Do Not Eat Any Leavened Bread on Passover
Deuteronomy’s Passover — The Second Statement of the Law
Deuteronomy 16:3: “You shall eat no leavened bread with it. Seven days you shall eat it with unleavened bread, the bread of affliction — for you came out of the land of Egypt in haste — that all the days of your life you may remember the day when you came out of the land of Egypt.” Deuteronomy repeats the Passover legislation a generation after Sinai, addressed to the generation about to enter the Land. The repetition is not redundant: it adds the phrase “bread of affliction” (lechem oni) and grounds the prohibition in memory (“that all the days of your life you may remember”). The chametz prohibition is not only a seven-day dietary restriction — it is a memory-obligation that runs through all of life.
The phrase “bread of affliction” carries two meanings held in tension by the tradition. The matzah is the bread of slaves — poor, flat, unleavened, baked in haste without the luxury of risen bread. It is also the bread of redemption — the bread Israel ate on the night God brought them out. The same flat bread that represented bondage became, on that night, the bread of freedom. Passover holds both meanings together: the lechem oni is simultaneously the slave’s bread and the redeemed people’s bread.
The Comprehensive Prohibition — All Seven Days, No Exceptions
The prohibition at Deuteronomy 16:3 covers all seven days: “Seven days you shall eat it with unleavened bread.” This is the comprehensive formulation. Exodus 12:15: “Seven days you shall eat unleavened bread; on the first day you shall remove leaven from your houses, for whoever eats leavened bread from the first day to the seventh day, that person shall be cut off from Israel.” The prohibition is continuous, covering each of the seven days without break. There is no day within Passover on which chametz becomes momentarily permissible. The week is a unified period of chametz-free observance, not seven separate daily prohibitions.

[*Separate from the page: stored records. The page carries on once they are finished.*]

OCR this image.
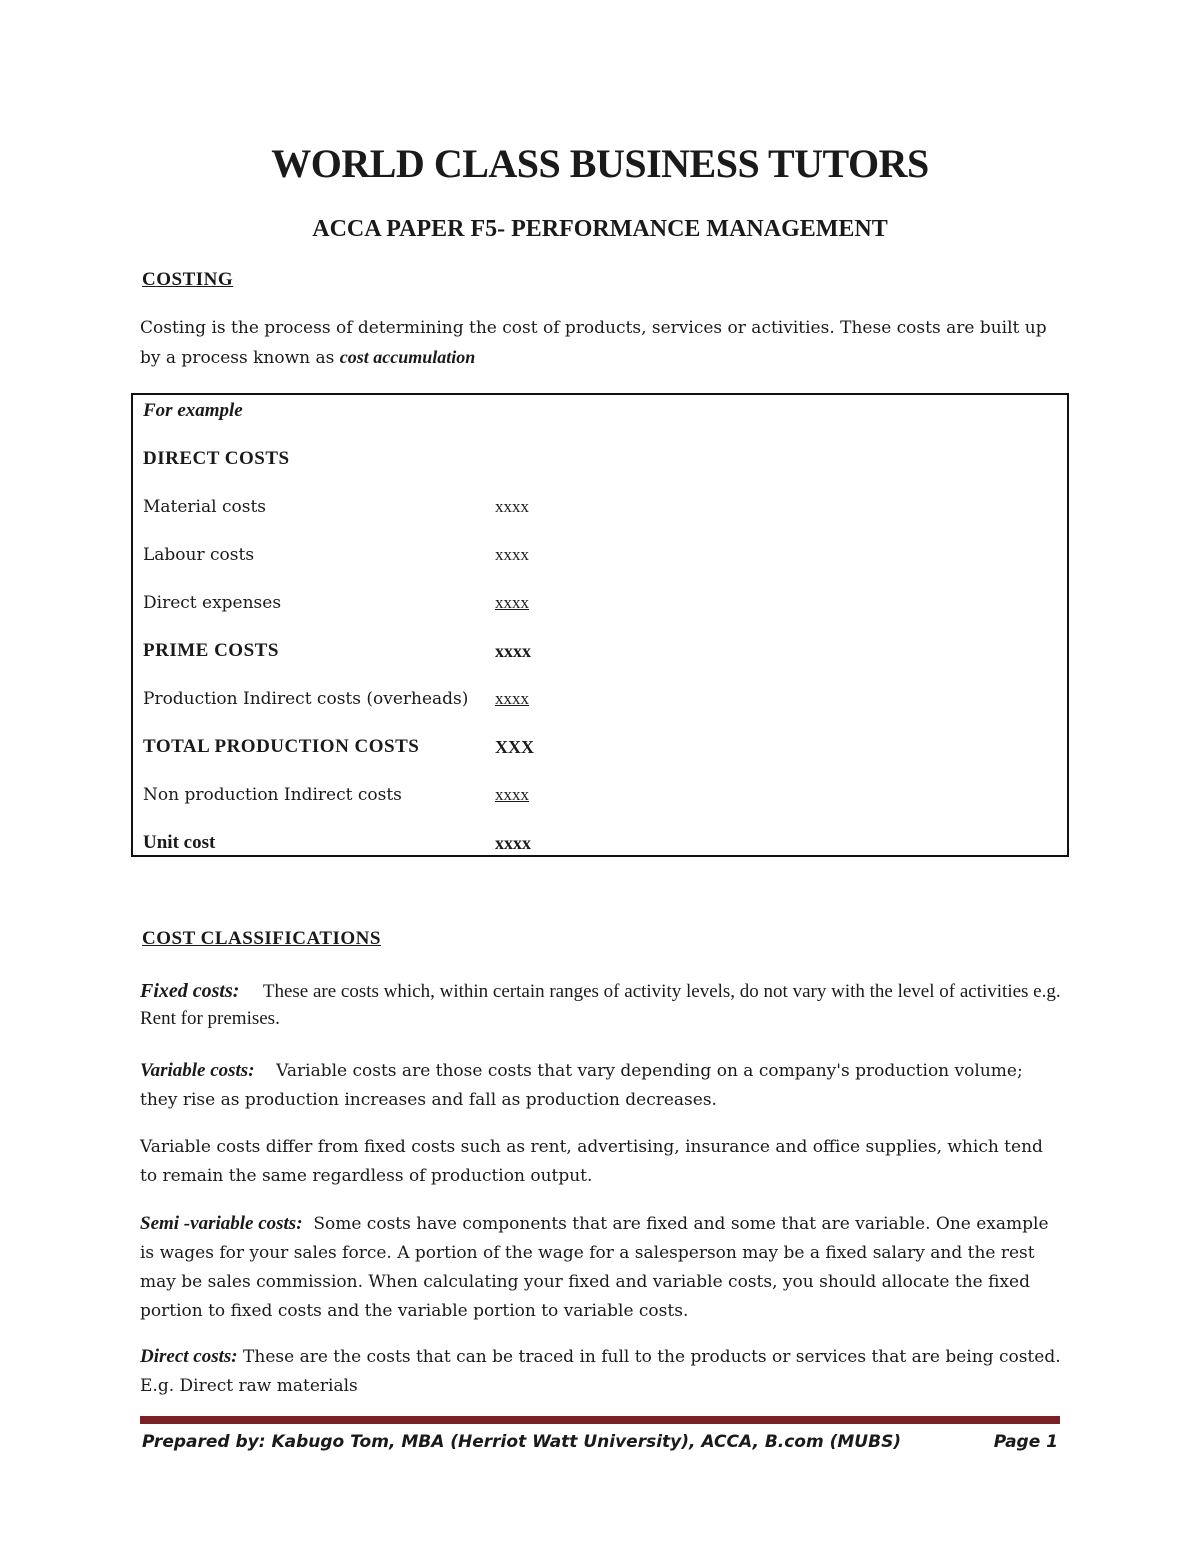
WORLD CLASS BUSINESS TUTORS
ACCA PAPER F5- PERFORMANCE MANAGEMENT
COSTING

Costing is the process of determining the cost of products, services or activities. These costs are built up by a process known as cost accumulation

For example
DIRECT COSTS
Material costs	xxxx
Labour costs	xxxx
Direct expenses	xxxx
PRIME COSTS	xxxx
Production Indirect costs (overheads) xxxx
TOTAL PRODUCTION COSTS	XXX
Non production Indirect costs	xxxx
Unit cost	xxxx
COST CLASSIFICATIONS

Fixed costs: These are costs which, within certain ranges of activity levels, do not vary with the level of activities e.g. Rent for premises.

Variable costs: Variable costs are those costs that vary depending on a company's production volume; they rise as production increases and fall as production decreases.

Variable costs differ from fixed costs such as rent, advertising, insurance and office supplies, which tend to remain the same regardless of production output.

Semi -variable costs: Some costs have components that are fixed and some that are variable. One example is wages for your sales force. A portion of the wage for a salesperson may be a fixed salary and the rest may be sales commission. When calculating your fixed and variable costs, you should allocate the fixed portion to fixed costs and the variable portion to variable costs.

Direct costs: These are the costs that can be traced in full to the products or services that are being costed. E.g. Direct raw materials

Prepared by: Kabugo Tom, MBA (Herriot Watt University), ACCA, B.com (MUBS)	Page 1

The comprehensive nature of the prohibition shapes the Passover kitchen. Unlike a single-day fast, where the household can resume normal cooking immediately afterward, the seven-day chametz ban requires a fully restructured kitchen for the duration — separate dishes, separate utensils, careful inspection of ingredients. The prohibition’s duration ensures that Passover penetrates the household’s entire domestic life, not merely the Seder night.
Memory as the Foundation of the Prohibition
Deuteronomy 16:3 gives the reason for the chametz prohibition explicitly: “that all the days of your life you may remember the day when you came out of the land of Egypt.” The dietary abstention is explicitly grounded in memory. The seven days of matzah are a week of embodied historical consciousness: by eating the bread of the Exodus, by refusing the bread of Egypt, the Israelite re-experiences the departure every year. The prohibition is a memory technology — it keeps the Exodus present not as an abstract historical fact but as a lived, physical reality of the household.
This memory-foundation appears throughout Passover legislation. Exodus 13:8: “And you shall tell your son on that day, ‘It is because of what the LORD did for me when I came out of Egypt.’” The recitation at the Seder, the matzah on the table, the chametz removed from the house — all serve the single command: remember. The prohibition on chametz is not merely about what you eat. It is about who you are: a people whose identity is defined by the fact that God brought them out of Egypt, and whose diet for one week every year testifies to that foundational act.